You’re this lenient with soldier training?
They skip drills themselves when battered. I don’t force broken men.
But sir—am I truly their equal?
Huh?
Should a "hero" skulk to the rear over scratches like common infantry?
My lady!
I told you not to use that title!
Mia’s intensity clashed with Étienne’s concern for her labored breathing. As he placated her, their debate dissolved without resolution.
He bargained for her full recovery first. With false compliance, she let herself be herded back to bed.
Rochefort remained absent. Beyond the barracks, training cadences pierced the night.
Alone, Mia dwelled on yesterday’s disquieting dream. Even Étienne’s promise to train her couldn’t ease the memory’s sting.
Winter’s mountain trail bit with icy teeth. Unfamiliar cold slowed their adaptation. Snowdrifts and clawing branches hid both path and foe, while jagged slopes masked ambushes.
Each step deepened the dread of annihilation, eroding morale grain by grain.
Yet for the 1st Holy Legion—halved by prior slaughter—this death-ridden pass meant survival. Enemy hordes choked the plains; sea routes lay beyond reach. Desperation wore a crown of frost.
If they went around the mountain, they would clearly be pursued soon. Retreating wouldn't improve the situation either. Their best chance of survival—of reaching their destination alive—lay in stealthily crossing through the mountain.
It was a desperate circumstance, yet no one dared speak this truth aloud.
Not while Étienne Rochefort, their sole beacon of hope, remained at the vanguard.
No one anticipated this would be Legion Commander Rochefort's final battle.
No one except Mia Blanchard.
Mia stared at the scene with detached calm. Perhaps because she'd already lived through it once, or maybe because she knew this was a dream—either way, the old tension didn't grip her this time.
Frost crystallized across the terrain.
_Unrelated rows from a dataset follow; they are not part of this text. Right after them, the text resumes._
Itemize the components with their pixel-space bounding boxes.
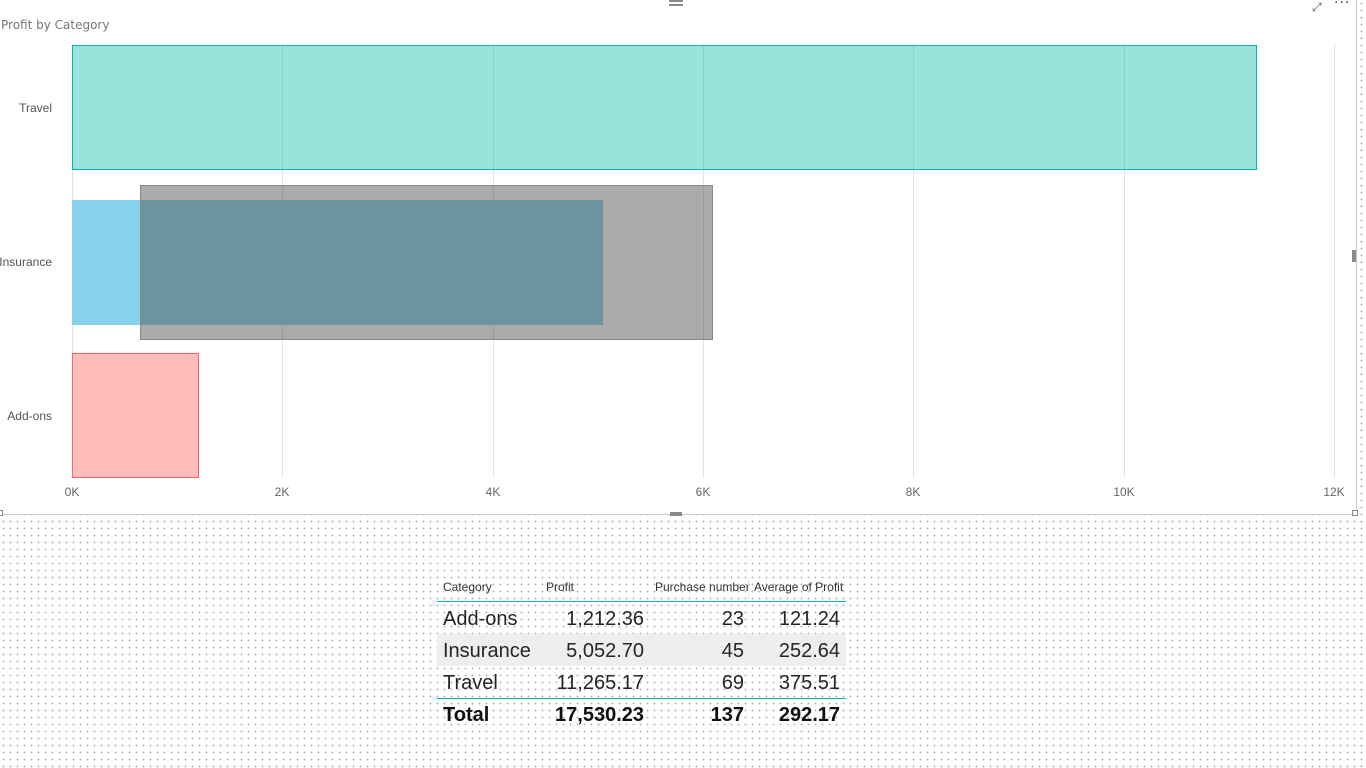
resize-handle-bottom-left[interactable]	[0, 510, 3, 516]
y-category-label: Travel	[19, 100, 52, 115]
cell-category: Insurance	[443, 640, 531, 662]
column-divider	[748, 578, 749, 600]
y-category-label: Insurance	[0, 254, 52, 269]
cell-profit: 11,265.17	[556, 672, 645, 694]
x-gridline	[1334, 44, 1335, 478]
table-row[interactable]: Travel 11,265.17 69 375.51	[437, 666, 846, 698]
bar-travel[interactable]	[72, 45, 1257, 170]
bar-add-ons[interactable]	[72, 353, 199, 478]
cell-average-profit: 121.24	[778, 608, 840, 630]
bar-chart-visual[interactable]: Profit by Category ⤢ ··· 0K 2K 4K 6K 8K 10K 12…	[0, 0, 1358, 516]
cell-purchase-number: 23	[721, 608, 744, 630]
total-profit: 17,530.23	[555, 704, 644, 726]
overlay-highlight-rect	[140, 185, 713, 340]
x-tick-label: 8K	[905, 485, 921, 499]
cell-profit: 5,052.70	[566, 640, 644, 662]
table-total-row: Total 17,530.23 137 292.17	[437, 698, 846, 729]
column-header-category[interactable]: Category	[443, 580, 492, 594]
x-gridline	[1124, 44, 1125, 478]
resize-handle-bottom[interactable]	[670, 512, 682, 516]
move-handle[interactable]	[669, 0, 683, 6]
x-gridline	[913, 44, 914, 478]
x-tick-label: 10K	[1113, 485, 1135, 499]
column-header-profit[interactable]: Profit	[546, 580, 575, 594]
x-tick-label: 6K	[695, 485, 711, 499]
x-tick-label: 4K	[485, 485, 501, 499]
table-row[interactable]: Insurance 5,052.70 45 252.64	[437, 634, 846, 666]
cell-category: Travel	[443, 672, 498, 694]
focus-mode-icon[interactable]: ⤢	[1312, 0, 1322, 14]
resize-handle-right[interactable]	[1352, 250, 1356, 262]
table-header: Category Profit Purchase number Average …	[437, 574, 846, 602]
y-category-label: Add-ons	[7, 408, 52, 423]
visual-title: Profit by Category	[1, 18, 110, 32]
resize-handle-bottom-right[interactable]	[1352, 510, 1358, 516]
total-average-profit: 292.17	[778, 704, 840, 726]
bar-insurance[interactable]	[72, 200, 603, 325]
x-tick-label: 0K	[64, 485, 80, 499]
total-label: Total	[443, 704, 490, 726]
x-tick-label: 12K	[1323, 485, 1345, 499]
cell-profit: 1,212.36	[566, 608, 644, 630]
cell-purchase-number: 45	[721, 640, 744, 662]
cell-purchase-number: 69	[721, 672, 744, 694]
cell-category: Add-ons	[443, 608, 518, 630]
more-options-icon[interactable]: ···	[1334, 0, 1351, 11]
total-purchase-number: 137	[710, 704, 744, 726]
cell-average-profit: 252.64	[778, 640, 840, 662]
column-header-purchase-number[interactable]: Purchase number	[655, 580, 750, 594]
cell-average-profit: 375.51	[778, 672, 840, 694]
x-tick-label: 2K	[274, 485, 290, 499]
table-row[interactable]: Add-ons 1,212.36 23 121.24	[437, 602, 846, 634]
data-table: Category Profit Purchase number Average …	[437, 574, 846, 729]
x-gridline	[703, 44, 704, 478]
column-header-average-profit[interactable]: Average of Profit	[754, 580, 844, 594]
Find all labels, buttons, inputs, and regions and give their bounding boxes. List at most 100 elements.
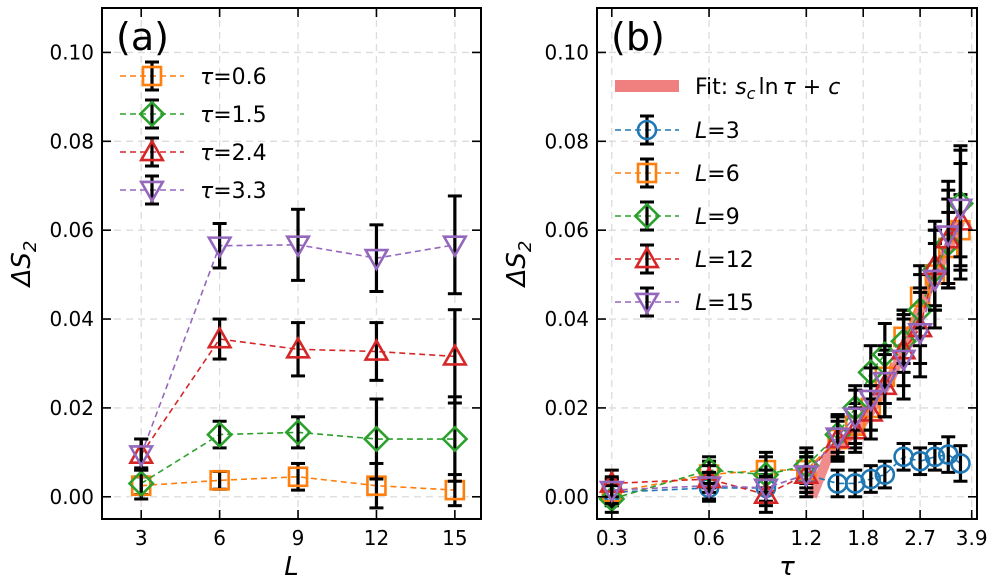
panel-a: 3 6 9 12 150.000.020.040.060.080.10LΔS2(a)τ=…: [7, 7, 482, 582]
legend-label: L=12: [695, 248, 754, 273]
y-tick-label: 0.08: [49, 129, 94, 153]
data-point: [206, 421, 234, 449]
data-point: [206, 325, 233, 349]
legend-label: L=6: [695, 162, 740, 187]
data-point: [890, 349, 917, 373]
legend-label-value: =9: [707, 205, 739, 230]
y-tick-label: 0.08: [544, 129, 589, 153]
panel-label: (b): [611, 15, 665, 59]
data-point: [441, 342, 468, 366]
y-axis-label-sub: 2: [20, 241, 41, 252]
data-point: [284, 418, 312, 446]
data-point: [874, 464, 896, 485]
legend-label: τ=0.6: [200, 65, 267, 90]
data-point: [363, 248, 390, 272]
data-point: [860, 468, 882, 490]
x-tick-label: 6: [213, 526, 226, 550]
legend-label-var: L: [695, 248, 707, 273]
legend-label-value: =3: [707, 119, 739, 144]
legend-label-value: =15: [707, 291, 753, 316]
legend-marker: [138, 138, 166, 162]
legend-marker: [633, 202, 661, 230]
data-point: [842, 407, 869, 431]
legend-label-var: L: [695, 205, 707, 230]
series-3: [128, 194, 468, 472]
legend-label: τ=2.4: [200, 141, 267, 166]
data-point: [598, 480, 625, 504]
series-2: [128, 308, 468, 472]
data-point: [441, 235, 468, 259]
data-point: [441, 425, 469, 453]
legend-label-value: =0.6: [213, 65, 266, 90]
legend-fit-plus: +: [796, 75, 828, 100]
legend-label-var: τ: [200, 103, 214, 128]
series-line: [141, 475, 455, 491]
x-tick-label: 1.8: [847, 526, 879, 550]
y-tick-label: 0.04: [49, 307, 94, 331]
y-tick-label: 0.06: [544, 218, 589, 242]
axes-frame: [101, 7, 482, 520]
x-axis-label: L: [284, 552, 299, 582]
legend-fit-ln: ln: [758, 75, 778, 100]
legend-label-value: =6: [707, 162, 739, 187]
legend: τ=0.6τ=1.5τ=2.4τ=3.3: [120, 60, 267, 206]
legend-marker: [636, 119, 658, 141]
x-tick-label: 0.6: [693, 526, 725, 550]
legend-label-var: L: [695, 291, 707, 316]
y-tick-label: 0.06: [49, 218, 94, 242]
data-point: [947, 198, 974, 222]
axes-frame: [596, 7, 978, 520]
x-tick-label: 0.3: [596, 526, 628, 550]
y-tick-label: 0.10: [544, 40, 589, 64]
legend-label-value: =1.5: [213, 103, 266, 128]
legend-fit-s: s: [735, 75, 746, 100]
legend: Fit: sc ln τ + cL=3L=6L=9L=12L=15: [615, 75, 840, 318]
legend-label-value: =12: [707, 248, 753, 273]
data-point: [284, 335, 312, 359]
data-point: [924, 446, 946, 468]
x-tick-label: 1.2: [790, 526, 822, 550]
legend-marker: [141, 65, 163, 87]
data-point: [793, 465, 820, 488]
y-tick-label: 0.04: [544, 307, 589, 331]
data-point: [362, 425, 390, 453]
data-point: [857, 389, 884, 413]
data-point: [363, 338, 390, 361]
legend-fit-label: Fit: sc ln τ + c: [695, 75, 840, 103]
legend-marker: [138, 180, 166, 204]
series-4: [598, 144, 974, 508]
legend-marker: [636, 162, 658, 184]
legend-marker: [138, 100, 166, 128]
y-tick-label: 0.02: [49, 396, 94, 420]
data-point: [871, 371, 898, 395]
x-tick-label: 3: [135, 526, 148, 550]
data-point: [950, 453, 971, 474]
legend-label-value: =2.4: [213, 141, 266, 166]
data-point: [696, 476, 723, 500]
panel-label: (a): [116, 15, 169, 59]
legend-marker: [633, 245, 661, 269]
y-axis-label-sub: 2: [515, 241, 536, 252]
legend-marker: [633, 292, 661, 316]
x-tick-label: 9: [292, 526, 305, 550]
panel-b: 0.3 0.6 1.2 1.8 2.7 3.9 0.00 0.02 0.04 0.06 0.08 0.…: [502, 7, 988, 582]
data-point: [128, 445, 155, 468]
legend-label-var: τ: [200, 179, 214, 204]
data-point: [209, 470, 230, 491]
x-tick-label: 3.9: [956, 526, 988, 550]
x-tick-label: 2.7: [904, 526, 936, 550]
data-point: [206, 236, 233, 260]
y-tick-label: 0.00: [49, 485, 94, 509]
data-point: [284, 235, 312, 259]
x-axis-label: τ: [779, 552, 795, 582]
legend-label-var: τ: [200, 65, 214, 90]
data-point: [909, 450, 931, 472]
data-point: [287, 466, 309, 488]
y-axis-label: ΔS2: [7, 241, 41, 289]
series-1: [127, 395, 469, 501]
y-tick-label: 0.00: [544, 485, 589, 509]
data-point: [921, 269, 948, 293]
legend-label-var: L: [695, 119, 707, 144]
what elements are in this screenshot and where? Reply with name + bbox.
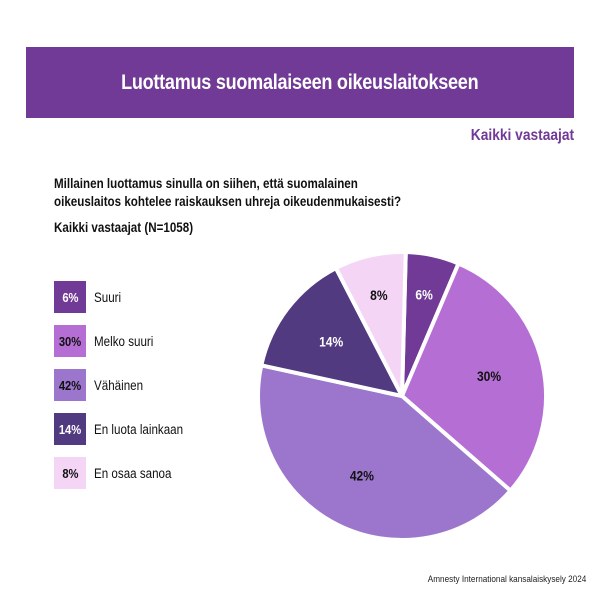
pie-data-label: 30% (477, 368, 501, 384)
legend-swatch: 6% (54, 281, 86, 313)
legend-swatch: 42% (54, 369, 86, 401)
source-note: Amnesty International kansalaiskysely 20… (427, 574, 586, 585)
question-line-2: oikeuslaitos kohtelee raiskauksen uhreja… (54, 194, 402, 209)
legend-item: 6% Suuri (54, 281, 198, 313)
pie-slice (256, 363, 513, 542)
pie-slice (400, 261, 548, 493)
legend-percent: 30% (58, 333, 82, 349)
legend: 6% Suuri 30% Melko suuri 42% Vähäinen 14% En lu… (54, 281, 198, 501)
legend-label: Vähäinen (94, 377, 144, 393)
legend-label: Suuri (94, 289, 122, 305)
pie-data-label: 8% (370, 287, 388, 303)
audience-label: Kaikki vastaajat (470, 127, 574, 144)
chart-title: Luottamus suomalaiseen oikeuslaitokseen (121, 70, 479, 94)
legend-swatch: 14% (54, 413, 86, 445)
question-text: Millainen luottamus sinulla on siihen, e… (54, 175, 402, 211)
legend-item: 30% Melko suuri (54, 325, 198, 357)
legend-item: 42% Vähäinen (54, 369, 198, 401)
legend-label: Melko suuri (94, 333, 154, 349)
legend-item: 14% En luota lainkaan (54, 413, 198, 445)
legend-percent: 8% (61, 465, 79, 481)
legend-label: En osaa sanoa (94, 465, 172, 481)
legend-item: 8% En osaa sanoa (54, 457, 198, 489)
pie-slice (333, 250, 408, 398)
pie-data-label: 14% (319, 334, 343, 350)
legend-swatch: 8% (54, 457, 86, 489)
sample-size: Kaikki vastaajat (N=1058) (54, 220, 194, 235)
legend-percent: 14% (58, 421, 82, 437)
legend-percent: 6% (61, 289, 79, 305)
legend-percent: 42% (58, 377, 82, 393)
title-banner: Luottamus suomalaiseen oikeuslaitokseen (26, 47, 574, 118)
pie-data-label: 6% (415, 287, 433, 303)
pie-data-label: 42% (350, 468, 374, 484)
question-line-1: Millainen luottamus sinulla on siihen, e… (54, 176, 358, 191)
pie-slice (259, 266, 404, 398)
legend-label: En luota lainkaan (94, 421, 184, 437)
legend-swatch: 30% (54, 325, 86, 357)
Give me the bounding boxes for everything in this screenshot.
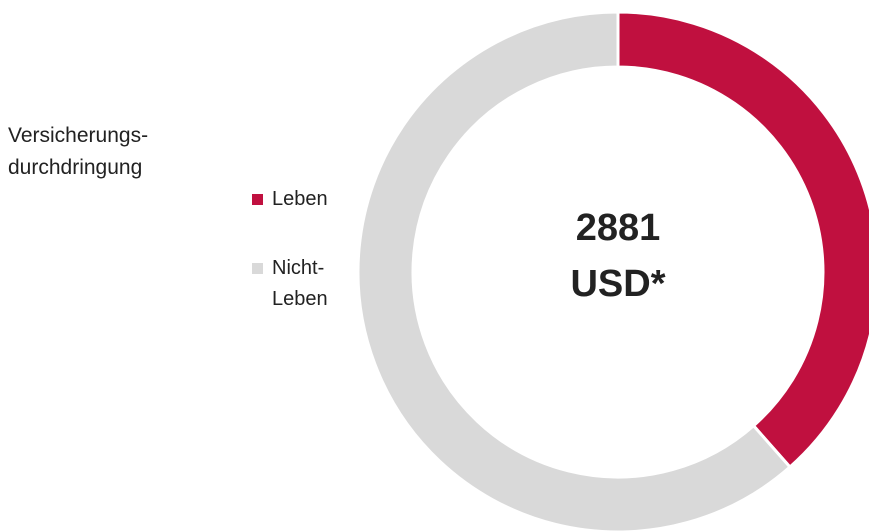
legend-item: Nicht-Leben	[252, 253, 344, 315]
legend-item: Leben	[252, 184, 344, 215]
donut-segment	[356, 10, 793, 532]
chart-title: Versicherungs-durchdringung	[8, 124, 149, 179]
center-label: 2881 USD*	[518, 200, 718, 312]
legend-swatch	[252, 194, 263, 205]
legend-swatch	[252, 263, 263, 274]
center-unit: USD*	[570, 263, 666, 305]
legend-label: Leben	[272, 188, 328, 210]
center-value: 2881	[575, 207, 661, 249]
donut-segment	[616, 10, 869, 470]
legend-label: Nicht-Leben	[272, 257, 328, 310]
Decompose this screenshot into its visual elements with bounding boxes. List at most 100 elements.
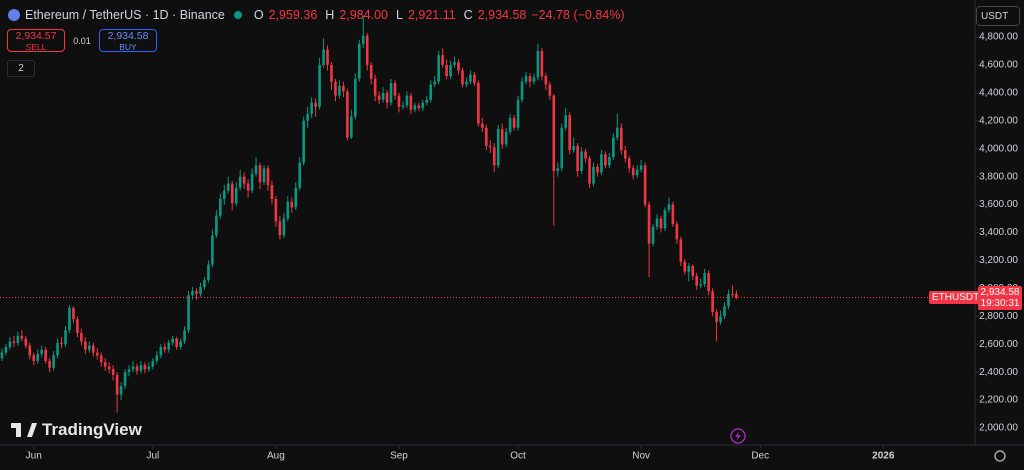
candle-body: [592, 166, 595, 184]
candle-body: [667, 204, 671, 211]
candle-body: [151, 360, 155, 367]
candle-body: [465, 81, 468, 85]
candle-body: [139, 365, 143, 371]
candle-body: [520, 81, 524, 100]
candle-body: [369, 64, 373, 79]
indicator-count: 2: [18, 63, 24, 74]
candle-body: [524, 76, 528, 82]
candle-body: [44, 349, 47, 361]
candle-body: [441, 55, 444, 65]
candle-body: [659, 218, 663, 229]
candle-body: [377, 95, 381, 100]
candle-body: [627, 158, 631, 169]
candle-body: [24, 338, 28, 346]
y-tick-label: 4,200.00: [979, 115, 1018, 126]
price-tag-price: 2,934.58: [980, 287, 1020, 299]
candle-body: [389, 83, 393, 103]
ohlc-label: C: [463, 8, 473, 22]
candle-body: [540, 50, 544, 77]
y-tick-label: 2,800.00: [979, 311, 1018, 322]
candle-body: [330, 64, 333, 82]
candle-body: [274, 198, 278, 222]
candle-body: [155, 355, 159, 361]
sell-button[interactable]: 2,934.57 SELL: [7, 29, 65, 52]
event-icon[interactable]: [730, 428, 746, 444]
candle-body: [663, 210, 667, 229]
candle-body: [254, 165, 258, 174]
candle-body: [572, 145, 575, 151]
candle-body: [544, 76, 548, 85]
candle-body: [36, 353, 40, 361]
candle-body: [417, 105, 421, 109]
y-tick-label: 2,200.00: [979, 395, 1018, 406]
candle-body: [334, 81, 337, 96]
candle-body: [195, 291, 198, 294]
candle-body: [282, 218, 286, 236]
symbol-title[interactable]: Ethereum / TetherUS · 1D · Binance: [25, 8, 225, 22]
candle-body: [608, 157, 611, 166]
ohlc-value: 2,921.11: [407, 8, 456, 22]
candle-body: [596, 166, 599, 173]
candle-body: [171, 338, 174, 343]
candle-body: [715, 312, 718, 322]
buy-label: BUY: [119, 42, 137, 52]
buy-button[interactable]: 2,934.58 BUY: [99, 29, 157, 52]
candle-body: [492, 147, 496, 166]
candle-body: [488, 145, 492, 148]
candle-body: [481, 123, 484, 128]
candle-body: [381, 92, 385, 100]
candle-body: [735, 294, 738, 298]
currency-select[interactable]: USDT: [976, 6, 1020, 26]
market-status: [233, 11, 242, 19]
y-tick-label: 2,000.00: [979, 423, 1018, 434]
candle-body: [647, 204, 651, 244]
candle-body: [695, 275, 699, 286]
candle-body: [290, 201, 294, 208]
candle-body: [727, 293, 730, 307]
candle-body: [310, 102, 313, 114]
x-tick-label: Nov: [632, 451, 650, 462]
candle-body: [88, 345, 91, 350]
buy-price: 2,934.58: [107, 30, 149, 42]
candle-body: [246, 183, 250, 191]
candle-body: [68, 307, 71, 331]
candle-body: [12, 341, 16, 343]
y-tick-label: 3,400.00: [979, 227, 1018, 238]
candle-body: [623, 150, 627, 159]
candle-body: [671, 204, 675, 225]
candle-body: [32, 355, 36, 361]
candle-body: [0, 352, 4, 359]
candle-body: [338, 85, 341, 96]
indicators-toggle[interactable]: 2: [7, 60, 35, 77]
candle-body: [639, 165, 643, 170]
candle-body: [564, 115, 568, 128]
candle-body: [548, 84, 552, 96]
candle-body: [508, 117, 512, 132]
sell-price: 2,934.57: [15, 30, 57, 42]
candle-body: [230, 183, 234, 204]
candle-body: [314, 102, 317, 107]
ohlc-label: H: [325, 8, 335, 22]
candle-body: [373, 78, 377, 96]
settings-icon[interactable]: [994, 450, 1006, 462]
candle-body: [612, 137, 615, 158]
candle-body: [445, 64, 448, 77]
watermark: TradingView: [11, 420, 142, 440]
candle-body: [346, 91, 349, 138]
candle-body: [357, 43, 361, 79]
candle-body: [584, 151, 587, 159]
candle-body: [719, 316, 722, 322]
candle-body: [64, 330, 67, 345]
candle-body: [298, 162, 302, 188]
candle-body: [95, 352, 99, 356]
candle-body: [556, 168, 560, 172]
candle-body: [405, 95, 409, 106]
currency: USDT: [981, 11, 1009, 22]
ohlc-value: 2,959.36: [268, 8, 318, 22]
trade-panel: 2,934.57 SELL 0.01 2,934.58 BUY: [7, 29, 157, 52]
candle-body: [433, 81, 437, 85]
candle-body: [191, 291, 194, 296]
y-tick-label: 3,200.00: [979, 255, 1018, 266]
candle-body: [8, 341, 12, 347]
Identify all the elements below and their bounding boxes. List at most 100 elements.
Soon, the enemy would exploit the obscured visibility to ambush them.
Then Rochefort, ensnared in a trap, would charge into the enemy ranks...
"...Huh?"
This dream diverged from Mia's memories.
"Get back!"
Rochefort shoved Mia aside as he bolted forward. She rolled through the snow, a dry cough tearing from her throat.
Explosions of divine energy and swirling snow blinded her, yet her battlefield instincts pierced through the chaos.
Rochefort didn't need to die here. Not at this moment.
He hadn't been trapped—he'd willingly thrown himself into danger.
Had he clung to even a shred of self-preservation, he could have...
"Then... does this mean he died to protect me?"
Mia had watched Rochefort's final moments unfold beside him. She no longer recalled her own thoughts from that time.
But one memory stayed sharp—the crushing certainty that the catastrophe she'd orchestrated was too grand a price for a single life.
Étienne Rochefort never screamed. Not when the cavity torn through his chest—too vast to stanch—defied all reason. Whether through superhuman fortitude or some final message burning within him, Mia still didn't know.
"Blan...chard..." Blood flecked his lips as his weakening divine energy curled around Mia like a parting embrace. "You're... more capable... than you..."
Ah.
The recollection struck like a tolling bell, cutting through years of buried guilt.
Even as the light faded from his violet eyes, they remained fixed on Mia.
The last expression she saw was trust—profound, unshakable trust, blind to the truth that the subordinate gripping his hand had engineered his death.
It felt excessive. A reward far outweighing her incompetence and spite.